Information icon.svg

Hint: If someone says they find a redirect useful, they probably do. You might not find it useful—this is not because the other person is incorrect, but because you browse PathfinderWiki in different ways.

Avoiding circular and double redirects

Avoid self-links, including self-links through redirects ("loop links" or "circular links"). A visitor who clicks a link and is redirected to the page they're already on, without any reasoning or explanation, will leave confused. To link to a section within the same page, use an anchor link (such as [[#Whisky / Whiskey]]).

Also, avoid having a redirect that points to another redirect. These are inefficient for the wiki and potentially confusing, especially if future edits result in these double redirects interacting in unexpected ways.

Categorizing redirects

While most redirects that simply point alternative names or identities to relevant articles should not be categorized, in some cases a category might help contextualize the redirect and lead researchers to useful information.
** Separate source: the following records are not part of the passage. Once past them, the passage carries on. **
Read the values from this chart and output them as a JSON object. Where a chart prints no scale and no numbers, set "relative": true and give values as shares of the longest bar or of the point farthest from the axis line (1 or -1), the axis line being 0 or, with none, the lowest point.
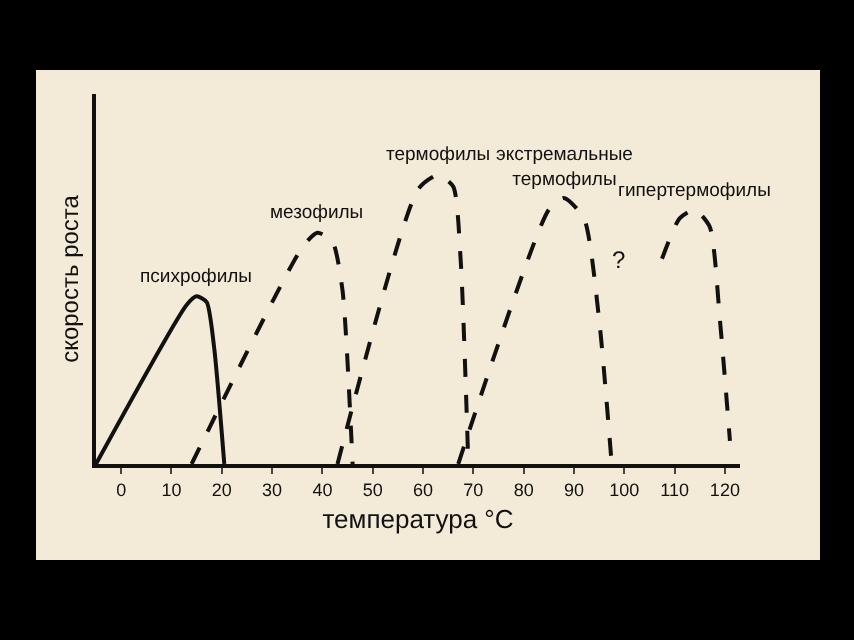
{
  "chart_data": {
    "type": "line",
    "relative": true,
    "xlabel": "температура °C",
    "ylabel": "скорость роста",
    "xlim": [
      -5,
      123
    ],
    "xticks": [
      0,
      10,
      20,
      30,
      40,
      50,
      60,
      70,
      80,
      90,
      100,
      110,
      120
    ],
    "series": [
      {
        "name": "психрофилы",
        "color": "#111111",
        "line_style": "solid",
        "x": [
          -5,
          13,
          15,
          17,
          18.5,
          20.5
        ],
        "values": [
          0,
          0.55,
          0.58,
          0.56,
          0.4,
          0
        ]
      },
      {
        "name": "мезофилы",
        "color": "#111111",
        "line_style": "dashed",
        "x": [
          14,
          36,
          39,
          42,
          44,
          46
        ],
        "values": [
          0,
          0.75,
          0.8,
          0.77,
          0.6,
          0
        ]
      },
      {
        "name": "термофилы",
        "color": "#111111",
        "line_style": "dashed",
        "x": [
          43,
          59,
          63,
          66,
          67.5,
          69
        ],
        "values": [
          0,
          0.95,
          1,
          0.96,
          0.7,
          0
        ]
      },
      {
        "name": "экстремальные\nтермофилы",
        "color": "#111111",
        "line_style": "dashed",
        "x": [
          67,
          85,
          88,
          92,
          95,
          97.5
        ],
        "values": [
          0,
          0.88,
          0.92,
          0.85,
          0.5,
          0
        ]
      },
      {
        "name": "гипертермофилы",
        "color": "#111111",
        "line_style": "dashed",
        "x": [
          107.5,
          111,
          114,
          117,
          119,
          121
        ],
        "values": [
          0.71,
          0.85,
          0.88,
          0.82,
          0.5,
          0.08
        ]
      }
    ],
    "annotations": [
      "?"
    ],
    "grid": false,
    "legend": false
  }
}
For example, the page dagger includes descriptions of several distinct types of daggers, such as the punching dagger and kerambit, that don't warrant their own articles. Redirects point those links to the dagger page, but because they also represent distinct types of daggers, the redirects themselves are also categorized with Category:Daggers. (These redirects are indicated on the category page by being italicized.)

Because the redirects also appear on the category page, people using the category to research daggers can more easily discover and read about other examples even though they don't have their own standalone articles.